I often get a question: Artem, should we develop in-house AI solutions, or should we expect a vendor to solve our problems? In this article, I try to answer this question. Of course, the answer cannot be "yes" or "no".
Each business is unique
Each business is unique. Each IT infrastructure is unique. Each team of people responsible for the business and IT is also unique. At StackState, we recognize it, and we recognize that each client has some AI-specific needs and wants, that differ from other clients. However, we also recognize that while being unique, our customers also share a lot. These two observations are the basis of StackState modeling strategy – give the most for least investments without limiting our client to roll out custom solutions. These two observations are also why we look at StackState as a product and a platform.
Flexibility versus investment
Figure 1 illustrates the modeling approach of StackState as a pyramid with four levels organized in two layers – the product layer and the platform layer. Moving up the pyramid, the client gets increasing amounts of flexibility at the cost of additional investments. In the next sections, I discuss each level in detail: which problems it solves and what is the investment on the side of the client. However, first, I explain what I mean by investments.
What are Investments?
A machine learning model requires to compute power, the software infrastructure to train and serve models, data science knowledge to know what model to use for which task and domain knowledge to define tasks to be solved by models. These are the investments that must be made to get a model that provides business value. StackState can make some of these, and some are left up to the client.
Our approach to delivering maximum flexibility
Figure 1: the modeling approach of StackState
1: Pre-trained Machine Learning Models
At the lowest level, we have pre-trained machine learning models. StackState has invested compute power to train them, developed all infrastructure to train and serve them, solved data science problems, and defined the tasks using the domain knowledge. The client simply needs to use them. What can these models do? They can solve generic IT problems, that are common among all clients. I like to call them 1-T models – they typically focus on single component failures. A good example is a Java memory leak – it does not depend on the client's topology and can be detected with a pre-trained model. StackState works as an out-of-the-box product.
2: Retraining Machine Learning Models
At the second level, we have generic problems with specific behaviors – disks running full, memory leak of one component affecting the latency of another component.

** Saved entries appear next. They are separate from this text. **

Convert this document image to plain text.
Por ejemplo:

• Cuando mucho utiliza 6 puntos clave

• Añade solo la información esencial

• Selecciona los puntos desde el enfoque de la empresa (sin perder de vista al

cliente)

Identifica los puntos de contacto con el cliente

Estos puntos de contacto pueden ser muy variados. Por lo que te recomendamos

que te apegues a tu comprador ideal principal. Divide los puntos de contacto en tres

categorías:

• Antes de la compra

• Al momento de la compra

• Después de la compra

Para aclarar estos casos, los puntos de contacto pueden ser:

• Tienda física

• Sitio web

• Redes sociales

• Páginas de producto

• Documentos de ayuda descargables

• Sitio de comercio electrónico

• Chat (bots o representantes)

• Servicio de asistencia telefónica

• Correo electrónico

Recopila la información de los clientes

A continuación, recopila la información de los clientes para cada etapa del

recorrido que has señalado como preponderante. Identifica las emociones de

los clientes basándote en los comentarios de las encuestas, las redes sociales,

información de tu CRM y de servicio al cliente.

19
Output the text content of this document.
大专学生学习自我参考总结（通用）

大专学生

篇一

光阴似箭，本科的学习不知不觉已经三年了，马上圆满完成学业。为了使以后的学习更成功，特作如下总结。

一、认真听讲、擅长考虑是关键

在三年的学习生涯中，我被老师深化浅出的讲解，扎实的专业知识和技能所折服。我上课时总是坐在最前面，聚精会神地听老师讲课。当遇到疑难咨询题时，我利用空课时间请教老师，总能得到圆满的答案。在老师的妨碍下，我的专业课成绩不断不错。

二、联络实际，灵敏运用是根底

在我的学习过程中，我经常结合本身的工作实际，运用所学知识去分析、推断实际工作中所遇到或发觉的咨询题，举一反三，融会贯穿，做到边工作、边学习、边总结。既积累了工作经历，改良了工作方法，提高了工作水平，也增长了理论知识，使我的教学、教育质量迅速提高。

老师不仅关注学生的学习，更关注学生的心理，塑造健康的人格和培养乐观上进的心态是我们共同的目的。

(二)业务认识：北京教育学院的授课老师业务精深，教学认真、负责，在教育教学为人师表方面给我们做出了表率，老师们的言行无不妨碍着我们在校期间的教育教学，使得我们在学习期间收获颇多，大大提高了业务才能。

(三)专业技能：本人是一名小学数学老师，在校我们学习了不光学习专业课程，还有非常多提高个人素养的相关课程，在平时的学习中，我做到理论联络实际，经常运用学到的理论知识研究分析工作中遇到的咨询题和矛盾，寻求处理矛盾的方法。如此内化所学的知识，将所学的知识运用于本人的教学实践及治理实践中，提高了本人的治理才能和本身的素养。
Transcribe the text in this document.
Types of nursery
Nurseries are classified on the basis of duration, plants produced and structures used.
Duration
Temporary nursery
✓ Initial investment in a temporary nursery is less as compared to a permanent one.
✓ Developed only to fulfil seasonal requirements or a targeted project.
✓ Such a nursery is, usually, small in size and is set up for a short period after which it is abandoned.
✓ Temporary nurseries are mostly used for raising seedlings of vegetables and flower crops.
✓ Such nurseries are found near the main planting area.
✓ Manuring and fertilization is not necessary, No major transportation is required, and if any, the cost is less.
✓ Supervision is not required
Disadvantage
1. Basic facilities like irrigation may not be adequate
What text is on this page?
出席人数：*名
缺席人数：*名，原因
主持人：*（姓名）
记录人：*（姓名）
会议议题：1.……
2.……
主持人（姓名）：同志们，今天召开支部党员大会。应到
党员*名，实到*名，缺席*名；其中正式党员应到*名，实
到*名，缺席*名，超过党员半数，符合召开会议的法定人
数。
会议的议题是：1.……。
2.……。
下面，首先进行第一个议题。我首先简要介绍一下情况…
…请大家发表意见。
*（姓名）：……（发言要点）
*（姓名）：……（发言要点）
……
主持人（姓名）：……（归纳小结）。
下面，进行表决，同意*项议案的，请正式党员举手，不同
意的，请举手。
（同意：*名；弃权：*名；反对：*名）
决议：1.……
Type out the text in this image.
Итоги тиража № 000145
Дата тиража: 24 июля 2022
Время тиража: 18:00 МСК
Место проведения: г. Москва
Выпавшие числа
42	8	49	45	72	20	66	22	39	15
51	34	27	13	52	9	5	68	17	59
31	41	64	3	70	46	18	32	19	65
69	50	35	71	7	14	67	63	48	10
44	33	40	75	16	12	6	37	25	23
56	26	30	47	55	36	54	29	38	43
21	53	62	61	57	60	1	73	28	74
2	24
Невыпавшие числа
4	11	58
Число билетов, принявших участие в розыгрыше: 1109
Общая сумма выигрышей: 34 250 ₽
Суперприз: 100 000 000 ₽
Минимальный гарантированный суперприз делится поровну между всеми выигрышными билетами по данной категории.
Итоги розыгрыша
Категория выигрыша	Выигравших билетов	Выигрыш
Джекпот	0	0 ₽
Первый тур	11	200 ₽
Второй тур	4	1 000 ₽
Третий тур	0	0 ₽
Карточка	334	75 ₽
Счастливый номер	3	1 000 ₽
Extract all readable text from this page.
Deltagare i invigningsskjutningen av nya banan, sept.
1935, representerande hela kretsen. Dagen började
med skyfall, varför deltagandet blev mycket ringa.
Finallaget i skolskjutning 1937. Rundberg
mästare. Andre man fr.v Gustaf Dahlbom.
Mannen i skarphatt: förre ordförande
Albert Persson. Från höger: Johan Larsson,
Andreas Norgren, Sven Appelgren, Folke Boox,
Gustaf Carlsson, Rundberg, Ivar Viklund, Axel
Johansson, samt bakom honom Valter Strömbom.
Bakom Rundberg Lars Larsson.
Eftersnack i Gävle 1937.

These problems may depend on the particular component properties, that can be different among components, or on the particular relationships between components, topology. Because of that, the pretrained models cannot solve these tasks, and the client must invest computational resources in retraining them. However, StackState invests in all the infrastructure, data science, and domain knowledge. IT problems exist on these two levels. StackState works as a customizable product.
3: Auto Machine Learning Model Selection
On the third level, we have problems that were not anticipated by StackState – these are problems specific to the client's business. Each business is unique, and that's why StackState allows users to specify new tasks for StackState AI. For example, a webshop might want to detect anomalies in the number of clients visiting the website or the conversion rate. To solve this task, StackState AI needs domain knowledge – what to predict and on what to base the predictions. For instance, to perform the anomaly detection in conversion rate the user would specify the stream inside the StackState which holds the conversion rate, and potentially related streams such as weather, holiday information, and information about promotions and discounts. Then StackState would automatically select the right algorithm, train and deploy it. This way, the client invests domain knowledge and compute while StackState invests data science and infrastructure. StackState works as an AI platform at this level.
4: Custom Machine Learning Models
At the top level, the client wants to do something completely new – solve some highly specific problems. For example, the client might want to predict the capacity requirements for a campaign or plan a move to the cloud. Here the client has endless options. The client can use custom models, training routines, data pipelines all while taking advantage of StackState AI infrastructure. Alternatively, if even that is not enough, the client can use StackState just as a data platform or a visualization/alerting platform. The client pulls data from the 4T data model, performs data science, and optionally serves the predictions to show in StackState's user interface. This way, the client has ultimate flexibility while enjoying all the convenience of the StackState platform.
Build or buy?
At StackState, we strive to be a product and a platform because we recognize the need to provide out-of-the-box solutions while not restricting the AI capabilities of the client. StackState aims to provide effortless solutions to IT problems by providing convenient tools to solve problems at the intersection of business and IT.
The final advice is the following: it is preferable to buy off-the-shelve solutions when they exist; however, there are essential use cases that are not covered by these off-the-shelve solutions. Therefore, it is vital to invest in an open AIOps platform, that lets you roll out custom solutions while leveraging as much of the platform capabilities as possible for data access, machine learning life cycle management, etc. This way, the organization maximizes the ROI and has a short path to value.